Some analysts say the AI chip market could hit $400 billion in annual sales over the next five years. Groq may also be looking at rivals from Arm, Intel, AMD and a growing number of new startups. Arm and AMD in particular are seeing booming AI chip businesses thanks to capital spending surges from cloud vendors to meet the capacity demands of generative AI.
D-Matrix raised $110 million late last year to commercialize what it describes as a first-of-its-kind inference computing platform. In June, Etched emerged from stealth, spending $120 million on custom-built processors to speed up Transformer, the current mainstream AI generative model architecture.
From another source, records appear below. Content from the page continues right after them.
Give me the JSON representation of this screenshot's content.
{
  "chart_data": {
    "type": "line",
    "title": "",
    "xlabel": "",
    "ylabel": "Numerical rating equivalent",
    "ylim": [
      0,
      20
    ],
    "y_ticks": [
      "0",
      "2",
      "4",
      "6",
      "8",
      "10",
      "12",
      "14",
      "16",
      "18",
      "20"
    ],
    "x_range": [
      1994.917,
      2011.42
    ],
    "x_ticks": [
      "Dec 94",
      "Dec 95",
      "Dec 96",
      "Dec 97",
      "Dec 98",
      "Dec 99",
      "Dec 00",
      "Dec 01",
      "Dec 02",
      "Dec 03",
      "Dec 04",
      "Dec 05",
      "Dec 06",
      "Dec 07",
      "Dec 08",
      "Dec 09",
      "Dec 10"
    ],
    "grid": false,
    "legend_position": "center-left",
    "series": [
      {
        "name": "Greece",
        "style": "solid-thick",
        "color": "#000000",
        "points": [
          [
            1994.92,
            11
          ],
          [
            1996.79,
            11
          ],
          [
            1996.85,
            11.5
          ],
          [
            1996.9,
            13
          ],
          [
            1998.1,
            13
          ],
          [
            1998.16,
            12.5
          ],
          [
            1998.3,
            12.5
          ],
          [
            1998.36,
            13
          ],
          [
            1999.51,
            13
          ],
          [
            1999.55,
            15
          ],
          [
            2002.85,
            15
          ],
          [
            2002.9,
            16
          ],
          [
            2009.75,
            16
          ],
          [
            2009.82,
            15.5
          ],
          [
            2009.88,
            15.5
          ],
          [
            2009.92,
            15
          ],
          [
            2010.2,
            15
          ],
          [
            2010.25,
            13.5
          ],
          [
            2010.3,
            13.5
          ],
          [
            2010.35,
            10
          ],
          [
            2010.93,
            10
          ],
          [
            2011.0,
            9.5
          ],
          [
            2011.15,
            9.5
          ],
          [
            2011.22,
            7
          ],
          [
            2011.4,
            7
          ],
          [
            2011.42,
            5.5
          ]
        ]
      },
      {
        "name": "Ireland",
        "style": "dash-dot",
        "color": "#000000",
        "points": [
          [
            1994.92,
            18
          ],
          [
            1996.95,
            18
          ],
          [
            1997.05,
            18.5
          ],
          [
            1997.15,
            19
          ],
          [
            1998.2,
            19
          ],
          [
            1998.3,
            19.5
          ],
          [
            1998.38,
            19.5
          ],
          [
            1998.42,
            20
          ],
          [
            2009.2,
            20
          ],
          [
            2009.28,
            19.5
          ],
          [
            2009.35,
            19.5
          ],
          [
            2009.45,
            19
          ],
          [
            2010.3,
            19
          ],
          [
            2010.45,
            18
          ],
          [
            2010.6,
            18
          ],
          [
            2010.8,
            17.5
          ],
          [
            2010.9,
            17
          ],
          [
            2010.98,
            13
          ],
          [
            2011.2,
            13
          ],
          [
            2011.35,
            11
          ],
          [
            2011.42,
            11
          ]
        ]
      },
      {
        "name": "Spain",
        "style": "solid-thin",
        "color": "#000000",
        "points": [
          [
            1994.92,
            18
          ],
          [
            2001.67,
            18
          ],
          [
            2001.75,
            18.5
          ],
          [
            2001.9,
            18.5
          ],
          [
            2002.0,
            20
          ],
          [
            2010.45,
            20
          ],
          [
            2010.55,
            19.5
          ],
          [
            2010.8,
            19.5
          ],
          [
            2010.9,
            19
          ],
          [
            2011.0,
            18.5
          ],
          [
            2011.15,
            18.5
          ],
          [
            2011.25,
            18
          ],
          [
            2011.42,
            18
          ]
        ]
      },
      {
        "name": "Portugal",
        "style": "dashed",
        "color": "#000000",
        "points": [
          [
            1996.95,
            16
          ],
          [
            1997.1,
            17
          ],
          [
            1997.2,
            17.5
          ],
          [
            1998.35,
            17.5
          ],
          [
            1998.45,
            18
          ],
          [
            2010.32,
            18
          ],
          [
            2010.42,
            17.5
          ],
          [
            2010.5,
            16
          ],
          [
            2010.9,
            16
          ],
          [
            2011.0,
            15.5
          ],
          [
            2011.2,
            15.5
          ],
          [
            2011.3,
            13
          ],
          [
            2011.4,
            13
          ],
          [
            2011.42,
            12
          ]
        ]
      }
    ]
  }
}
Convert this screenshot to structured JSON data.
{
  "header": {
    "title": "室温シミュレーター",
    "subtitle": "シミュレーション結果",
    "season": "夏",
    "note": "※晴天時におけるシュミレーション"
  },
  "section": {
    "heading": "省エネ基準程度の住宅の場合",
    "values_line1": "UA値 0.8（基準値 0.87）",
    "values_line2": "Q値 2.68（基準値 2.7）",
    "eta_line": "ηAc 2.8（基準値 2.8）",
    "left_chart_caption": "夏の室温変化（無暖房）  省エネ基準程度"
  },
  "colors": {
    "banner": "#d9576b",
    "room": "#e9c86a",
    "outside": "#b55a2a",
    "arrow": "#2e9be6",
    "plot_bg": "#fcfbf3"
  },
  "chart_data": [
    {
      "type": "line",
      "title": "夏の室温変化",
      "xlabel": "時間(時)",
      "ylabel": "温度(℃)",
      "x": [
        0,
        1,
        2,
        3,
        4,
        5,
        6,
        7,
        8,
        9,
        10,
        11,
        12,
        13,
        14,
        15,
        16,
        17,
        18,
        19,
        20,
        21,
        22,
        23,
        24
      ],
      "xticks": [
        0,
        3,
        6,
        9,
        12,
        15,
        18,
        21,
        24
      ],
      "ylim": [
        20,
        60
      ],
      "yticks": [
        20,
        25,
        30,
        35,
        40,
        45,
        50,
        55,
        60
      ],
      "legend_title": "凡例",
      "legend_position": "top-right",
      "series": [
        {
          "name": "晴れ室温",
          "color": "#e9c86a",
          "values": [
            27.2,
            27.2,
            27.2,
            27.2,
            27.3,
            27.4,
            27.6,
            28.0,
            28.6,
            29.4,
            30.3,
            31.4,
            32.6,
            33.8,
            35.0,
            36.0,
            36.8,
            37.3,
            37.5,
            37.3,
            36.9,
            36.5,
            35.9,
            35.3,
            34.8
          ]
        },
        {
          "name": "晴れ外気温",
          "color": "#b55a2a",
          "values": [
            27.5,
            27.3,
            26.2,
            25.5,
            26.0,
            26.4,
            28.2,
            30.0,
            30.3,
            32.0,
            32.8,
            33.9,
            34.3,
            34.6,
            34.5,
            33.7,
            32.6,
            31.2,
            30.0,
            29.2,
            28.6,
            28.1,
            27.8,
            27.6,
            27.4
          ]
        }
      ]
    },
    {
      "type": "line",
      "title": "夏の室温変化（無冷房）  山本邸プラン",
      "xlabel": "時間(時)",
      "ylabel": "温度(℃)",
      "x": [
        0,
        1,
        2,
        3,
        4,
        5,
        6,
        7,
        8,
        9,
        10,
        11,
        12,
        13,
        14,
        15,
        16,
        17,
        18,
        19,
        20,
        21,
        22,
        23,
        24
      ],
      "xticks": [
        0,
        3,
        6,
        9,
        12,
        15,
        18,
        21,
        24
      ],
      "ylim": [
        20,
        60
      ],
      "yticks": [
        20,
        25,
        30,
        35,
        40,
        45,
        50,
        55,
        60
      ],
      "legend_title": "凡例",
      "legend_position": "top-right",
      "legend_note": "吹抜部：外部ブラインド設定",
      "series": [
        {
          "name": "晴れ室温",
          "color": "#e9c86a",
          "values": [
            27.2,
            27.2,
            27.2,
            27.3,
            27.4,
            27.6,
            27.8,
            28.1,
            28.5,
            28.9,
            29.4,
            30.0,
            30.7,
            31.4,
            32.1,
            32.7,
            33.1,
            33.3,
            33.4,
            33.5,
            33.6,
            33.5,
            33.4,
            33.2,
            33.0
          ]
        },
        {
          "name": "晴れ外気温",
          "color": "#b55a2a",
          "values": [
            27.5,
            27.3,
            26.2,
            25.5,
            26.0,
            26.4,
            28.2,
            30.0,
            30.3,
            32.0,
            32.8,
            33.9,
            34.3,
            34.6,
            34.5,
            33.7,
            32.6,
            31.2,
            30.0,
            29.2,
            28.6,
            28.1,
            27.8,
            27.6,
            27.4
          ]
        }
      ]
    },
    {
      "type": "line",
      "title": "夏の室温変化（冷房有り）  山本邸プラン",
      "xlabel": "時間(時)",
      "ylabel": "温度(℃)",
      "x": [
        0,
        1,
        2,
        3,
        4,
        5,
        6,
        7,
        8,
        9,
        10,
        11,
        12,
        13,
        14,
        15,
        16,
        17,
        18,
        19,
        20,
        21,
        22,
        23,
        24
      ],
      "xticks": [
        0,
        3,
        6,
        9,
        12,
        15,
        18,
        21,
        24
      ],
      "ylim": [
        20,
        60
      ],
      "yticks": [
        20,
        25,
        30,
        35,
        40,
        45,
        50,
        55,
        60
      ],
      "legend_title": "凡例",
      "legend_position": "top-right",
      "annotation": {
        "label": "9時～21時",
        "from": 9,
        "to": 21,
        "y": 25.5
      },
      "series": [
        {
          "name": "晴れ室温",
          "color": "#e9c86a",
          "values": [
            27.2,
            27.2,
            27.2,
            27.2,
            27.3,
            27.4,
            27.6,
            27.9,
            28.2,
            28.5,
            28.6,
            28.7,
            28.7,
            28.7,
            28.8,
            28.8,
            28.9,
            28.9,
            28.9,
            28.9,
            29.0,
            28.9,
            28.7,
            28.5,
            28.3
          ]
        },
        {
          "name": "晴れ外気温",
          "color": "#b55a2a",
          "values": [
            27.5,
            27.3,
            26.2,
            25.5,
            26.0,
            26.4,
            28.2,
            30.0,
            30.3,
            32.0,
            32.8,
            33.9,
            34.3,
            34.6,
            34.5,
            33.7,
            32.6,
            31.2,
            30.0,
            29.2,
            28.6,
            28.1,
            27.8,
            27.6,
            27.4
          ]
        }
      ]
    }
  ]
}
SoftBank’s Masayoshi Son is reportedly looking to raise $100 billion for a chip venture to rival Nvidia, and OpenAI is said to be in talks with investment firms to launch an AI chip manufacturing initiative.
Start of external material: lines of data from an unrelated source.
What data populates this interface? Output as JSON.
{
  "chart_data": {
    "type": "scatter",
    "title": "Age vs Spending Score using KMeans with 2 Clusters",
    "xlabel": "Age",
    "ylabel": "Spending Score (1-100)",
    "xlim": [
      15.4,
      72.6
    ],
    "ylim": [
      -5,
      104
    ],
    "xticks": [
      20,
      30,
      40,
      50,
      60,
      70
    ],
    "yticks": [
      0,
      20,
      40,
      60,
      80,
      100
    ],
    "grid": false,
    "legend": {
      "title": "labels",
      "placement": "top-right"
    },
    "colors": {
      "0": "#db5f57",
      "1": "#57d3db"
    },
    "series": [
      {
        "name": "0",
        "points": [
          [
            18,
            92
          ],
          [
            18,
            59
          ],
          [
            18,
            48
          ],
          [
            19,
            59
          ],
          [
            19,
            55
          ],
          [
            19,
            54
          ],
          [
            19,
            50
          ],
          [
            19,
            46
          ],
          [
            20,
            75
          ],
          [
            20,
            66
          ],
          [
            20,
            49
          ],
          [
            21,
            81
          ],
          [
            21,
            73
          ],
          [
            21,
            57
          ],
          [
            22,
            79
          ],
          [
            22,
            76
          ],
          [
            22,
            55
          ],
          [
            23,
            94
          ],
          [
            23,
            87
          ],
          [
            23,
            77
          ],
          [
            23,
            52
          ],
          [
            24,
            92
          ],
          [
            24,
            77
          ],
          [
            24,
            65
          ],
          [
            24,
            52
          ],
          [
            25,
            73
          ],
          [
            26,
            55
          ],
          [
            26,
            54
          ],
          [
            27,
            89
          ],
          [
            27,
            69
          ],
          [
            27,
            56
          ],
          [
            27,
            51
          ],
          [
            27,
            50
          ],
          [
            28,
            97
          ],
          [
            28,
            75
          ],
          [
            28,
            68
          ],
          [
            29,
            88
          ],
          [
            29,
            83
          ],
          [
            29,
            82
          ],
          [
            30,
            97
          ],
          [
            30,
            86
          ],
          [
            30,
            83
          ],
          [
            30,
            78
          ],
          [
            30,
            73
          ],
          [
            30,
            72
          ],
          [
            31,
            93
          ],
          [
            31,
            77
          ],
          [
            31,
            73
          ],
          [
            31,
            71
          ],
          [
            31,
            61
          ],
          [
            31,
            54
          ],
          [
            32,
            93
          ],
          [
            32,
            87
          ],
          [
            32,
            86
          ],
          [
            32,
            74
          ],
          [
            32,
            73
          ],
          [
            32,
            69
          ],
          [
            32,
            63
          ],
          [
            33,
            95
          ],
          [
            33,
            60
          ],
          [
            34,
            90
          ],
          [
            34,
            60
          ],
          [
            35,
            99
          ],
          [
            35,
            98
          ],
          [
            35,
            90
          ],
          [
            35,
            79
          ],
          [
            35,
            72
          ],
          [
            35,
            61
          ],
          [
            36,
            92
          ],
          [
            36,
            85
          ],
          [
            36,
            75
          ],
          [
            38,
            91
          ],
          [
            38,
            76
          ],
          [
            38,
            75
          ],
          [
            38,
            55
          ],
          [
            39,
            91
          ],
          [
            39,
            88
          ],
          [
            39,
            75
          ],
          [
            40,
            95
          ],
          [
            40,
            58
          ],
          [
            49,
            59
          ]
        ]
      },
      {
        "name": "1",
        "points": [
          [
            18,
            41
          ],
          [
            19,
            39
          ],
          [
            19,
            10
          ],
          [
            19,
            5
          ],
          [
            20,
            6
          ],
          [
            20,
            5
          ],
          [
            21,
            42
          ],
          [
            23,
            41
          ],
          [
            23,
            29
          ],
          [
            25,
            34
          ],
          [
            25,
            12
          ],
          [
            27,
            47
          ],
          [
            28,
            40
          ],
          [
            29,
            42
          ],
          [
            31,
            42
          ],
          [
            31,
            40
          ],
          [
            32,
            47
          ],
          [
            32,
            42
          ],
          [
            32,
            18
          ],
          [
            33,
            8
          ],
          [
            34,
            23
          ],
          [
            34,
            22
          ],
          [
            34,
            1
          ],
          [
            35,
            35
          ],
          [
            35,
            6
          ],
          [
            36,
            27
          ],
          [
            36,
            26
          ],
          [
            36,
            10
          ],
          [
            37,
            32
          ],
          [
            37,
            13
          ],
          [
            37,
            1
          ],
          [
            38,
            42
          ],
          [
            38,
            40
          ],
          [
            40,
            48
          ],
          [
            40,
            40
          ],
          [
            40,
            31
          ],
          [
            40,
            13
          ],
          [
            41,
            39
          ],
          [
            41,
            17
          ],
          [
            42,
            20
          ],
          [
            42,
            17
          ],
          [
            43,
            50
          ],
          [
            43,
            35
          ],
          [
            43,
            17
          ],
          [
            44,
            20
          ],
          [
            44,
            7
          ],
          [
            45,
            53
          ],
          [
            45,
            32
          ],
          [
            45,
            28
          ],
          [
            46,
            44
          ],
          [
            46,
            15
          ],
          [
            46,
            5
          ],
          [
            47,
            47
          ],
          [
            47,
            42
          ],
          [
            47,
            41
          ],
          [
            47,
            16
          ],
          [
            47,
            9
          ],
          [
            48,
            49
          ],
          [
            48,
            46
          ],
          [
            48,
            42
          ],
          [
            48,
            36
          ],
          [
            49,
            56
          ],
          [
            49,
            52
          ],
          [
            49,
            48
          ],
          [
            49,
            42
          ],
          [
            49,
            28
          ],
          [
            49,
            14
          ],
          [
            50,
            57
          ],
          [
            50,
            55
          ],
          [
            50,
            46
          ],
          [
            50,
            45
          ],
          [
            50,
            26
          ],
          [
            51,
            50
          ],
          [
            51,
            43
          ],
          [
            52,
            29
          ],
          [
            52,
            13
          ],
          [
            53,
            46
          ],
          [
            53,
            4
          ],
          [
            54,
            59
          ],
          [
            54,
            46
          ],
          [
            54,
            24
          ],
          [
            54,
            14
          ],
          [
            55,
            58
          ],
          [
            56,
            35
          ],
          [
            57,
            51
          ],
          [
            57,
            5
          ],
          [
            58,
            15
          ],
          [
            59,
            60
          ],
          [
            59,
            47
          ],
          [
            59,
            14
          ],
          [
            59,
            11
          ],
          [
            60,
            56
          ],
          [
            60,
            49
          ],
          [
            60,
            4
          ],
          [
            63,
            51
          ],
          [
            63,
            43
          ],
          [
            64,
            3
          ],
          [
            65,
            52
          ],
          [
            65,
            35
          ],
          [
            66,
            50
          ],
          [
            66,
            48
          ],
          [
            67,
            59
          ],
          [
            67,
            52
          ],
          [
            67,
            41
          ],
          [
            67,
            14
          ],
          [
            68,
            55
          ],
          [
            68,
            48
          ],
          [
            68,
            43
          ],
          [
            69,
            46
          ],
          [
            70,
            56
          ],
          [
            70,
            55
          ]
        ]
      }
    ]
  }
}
Groq is investing heavily in corporate and government outreach to carve out a niche market.
In March, Groq acquired Palo Alto-based Definitive Intelligence, which offers a range of AI solutions for business, and created a new business unit called Groq Systems, whose responsibilities include serving U.S. government agencies, independent nations and other organizations that want to add Groq chips to existing data centers or build new ones with Groq processors.
More recently, Groq partnered with government IT contractor Carahsoft to sell its solutions to public sector customers through Carahsoft’s reseller partners, and the startup has a letter of intent to install tens of thousands of LPUs in European company Earth Wind & Power’s Norwegian data centers.
Groq is also working with Saudi Arabian consulting firm Aramco Digital to install LPUs in future data centers in the Middle East.
As it builds customer relationships, Mountain View, Calif.-based Groq is also working on its next-generation chips. Last August, the company announced it had signed a contract with Samsung’s foundry business to manufacture its 4nm LPUs, which are expected to deliver better performance and efficiency than Groq’s first-generation 13nm chips.
Groq said it plans to deploy more than 108,000 LPUs by the end of the first quarter of 2025.